Morgan Stanley report values Alphabet’s Waymo at $175 billion, $100 billion more than the previous estimate. Along with mind blowing valuation achieved in a short period of time, what’s interesting is the break-down of the valuation by the analyst Brian Nowak.
Nowak allocates potential $80 billion to autonomous taxi service of Waymo: “assuming Waymo charges consumers an average of ~$0.90/mile over the next 20 years and reaches ~4% of global miles traveled ex China and ROW by 2040 — shows how it could be worth ~$80 billion. This assumes a potentially conservative 12% long-term margin.”
Another $90 billion is allocated to logistics business — Waymo already has partnerships with Walmart, Peterbilt and DDR Corp, placing it in a logistic competition with Amazon. Nowak assumes Waymo’s logistics revenue will reach approximately $330 billion by 2040, 8% of global freight market.
Nowak values Waymo’s licensing opportunities at $7 billion — based on Fiat Chrysler’s example, Morgan Stanley assumes that similar licensing deals will bring Waymo more revenue in the future.
Independent analyst Richard Rowson writes about the challenges facing Mobility as a Service industry. MaaS is often seen as a solution to most urban transportation challenges, however Rowson underlines some cracks in this assumption.

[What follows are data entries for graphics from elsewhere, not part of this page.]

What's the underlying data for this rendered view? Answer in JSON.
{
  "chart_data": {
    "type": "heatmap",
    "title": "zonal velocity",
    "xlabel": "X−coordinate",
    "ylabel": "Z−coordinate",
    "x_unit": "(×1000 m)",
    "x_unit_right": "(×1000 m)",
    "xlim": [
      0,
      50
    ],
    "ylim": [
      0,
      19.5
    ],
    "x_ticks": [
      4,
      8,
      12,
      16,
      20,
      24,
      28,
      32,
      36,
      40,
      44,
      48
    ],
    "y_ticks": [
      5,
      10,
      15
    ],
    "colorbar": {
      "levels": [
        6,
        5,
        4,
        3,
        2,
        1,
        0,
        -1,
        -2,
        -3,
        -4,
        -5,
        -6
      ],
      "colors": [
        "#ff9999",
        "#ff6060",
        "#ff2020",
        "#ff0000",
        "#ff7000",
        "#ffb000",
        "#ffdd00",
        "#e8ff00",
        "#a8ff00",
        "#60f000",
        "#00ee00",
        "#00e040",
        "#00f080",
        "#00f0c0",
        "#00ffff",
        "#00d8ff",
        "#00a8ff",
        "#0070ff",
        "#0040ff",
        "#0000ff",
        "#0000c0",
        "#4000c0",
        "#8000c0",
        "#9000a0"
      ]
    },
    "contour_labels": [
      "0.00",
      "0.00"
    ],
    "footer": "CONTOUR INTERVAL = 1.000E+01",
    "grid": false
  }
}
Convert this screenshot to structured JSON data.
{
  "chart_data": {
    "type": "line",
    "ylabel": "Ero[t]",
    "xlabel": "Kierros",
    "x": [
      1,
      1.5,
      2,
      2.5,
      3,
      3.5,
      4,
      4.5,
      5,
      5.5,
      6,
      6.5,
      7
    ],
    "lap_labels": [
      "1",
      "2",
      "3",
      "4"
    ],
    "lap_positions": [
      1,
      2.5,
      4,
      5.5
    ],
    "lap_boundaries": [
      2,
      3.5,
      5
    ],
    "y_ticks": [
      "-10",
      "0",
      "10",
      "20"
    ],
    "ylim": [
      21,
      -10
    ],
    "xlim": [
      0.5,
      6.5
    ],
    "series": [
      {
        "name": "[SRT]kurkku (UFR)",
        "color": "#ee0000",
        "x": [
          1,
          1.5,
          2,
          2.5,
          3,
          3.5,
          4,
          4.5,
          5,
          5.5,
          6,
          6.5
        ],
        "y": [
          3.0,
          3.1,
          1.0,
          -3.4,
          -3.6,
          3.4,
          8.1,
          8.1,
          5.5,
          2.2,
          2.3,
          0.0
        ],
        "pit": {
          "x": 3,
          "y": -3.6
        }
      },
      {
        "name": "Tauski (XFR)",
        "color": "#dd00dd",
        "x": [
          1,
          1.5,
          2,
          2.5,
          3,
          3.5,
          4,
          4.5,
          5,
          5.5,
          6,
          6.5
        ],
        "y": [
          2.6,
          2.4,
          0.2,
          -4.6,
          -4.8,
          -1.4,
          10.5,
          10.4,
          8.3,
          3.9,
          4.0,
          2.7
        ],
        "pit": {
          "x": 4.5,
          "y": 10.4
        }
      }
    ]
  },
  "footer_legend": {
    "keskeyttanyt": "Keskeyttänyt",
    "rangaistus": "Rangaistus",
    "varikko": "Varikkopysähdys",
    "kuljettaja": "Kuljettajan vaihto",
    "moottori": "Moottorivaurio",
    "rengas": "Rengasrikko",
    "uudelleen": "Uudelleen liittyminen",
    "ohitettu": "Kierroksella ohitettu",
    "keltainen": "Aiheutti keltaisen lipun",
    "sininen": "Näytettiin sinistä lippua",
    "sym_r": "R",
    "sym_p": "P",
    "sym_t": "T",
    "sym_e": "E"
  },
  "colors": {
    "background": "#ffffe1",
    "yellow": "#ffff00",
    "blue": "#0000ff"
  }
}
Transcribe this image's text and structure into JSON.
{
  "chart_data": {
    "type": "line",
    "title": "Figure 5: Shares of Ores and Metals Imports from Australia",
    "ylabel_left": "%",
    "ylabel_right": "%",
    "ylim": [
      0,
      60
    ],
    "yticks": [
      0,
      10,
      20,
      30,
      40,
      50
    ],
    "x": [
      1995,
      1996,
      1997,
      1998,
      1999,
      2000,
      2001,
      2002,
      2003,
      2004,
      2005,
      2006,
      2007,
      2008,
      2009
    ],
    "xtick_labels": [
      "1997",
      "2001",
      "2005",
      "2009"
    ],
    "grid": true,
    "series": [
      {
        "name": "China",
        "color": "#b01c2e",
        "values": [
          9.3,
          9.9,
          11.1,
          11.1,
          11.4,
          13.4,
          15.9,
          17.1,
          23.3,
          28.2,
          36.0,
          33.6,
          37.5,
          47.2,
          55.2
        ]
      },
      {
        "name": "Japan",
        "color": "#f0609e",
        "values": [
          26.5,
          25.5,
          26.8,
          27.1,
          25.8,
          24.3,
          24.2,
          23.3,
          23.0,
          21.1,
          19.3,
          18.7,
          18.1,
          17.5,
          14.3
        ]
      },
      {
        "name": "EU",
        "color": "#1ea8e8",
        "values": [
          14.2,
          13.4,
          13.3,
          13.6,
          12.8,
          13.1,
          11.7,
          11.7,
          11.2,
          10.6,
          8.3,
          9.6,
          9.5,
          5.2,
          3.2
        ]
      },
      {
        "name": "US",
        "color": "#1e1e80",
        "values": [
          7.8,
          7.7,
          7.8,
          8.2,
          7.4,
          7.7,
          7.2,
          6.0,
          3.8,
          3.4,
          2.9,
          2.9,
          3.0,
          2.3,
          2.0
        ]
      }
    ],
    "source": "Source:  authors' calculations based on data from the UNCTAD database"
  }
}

Rowson writes about personalization of transportation and complexity of transport choices — like many others, transport choices are not completely rational and along with time and cost, people tend to take other factors into account. The author also talks about dangers of relying just on case studies when planning MaaS rollout, as culture and structure of various cities differs from each other significantly.
Rowson also mentions several other challenges such as infrastructure, imbalance of supply and demand and thin margins.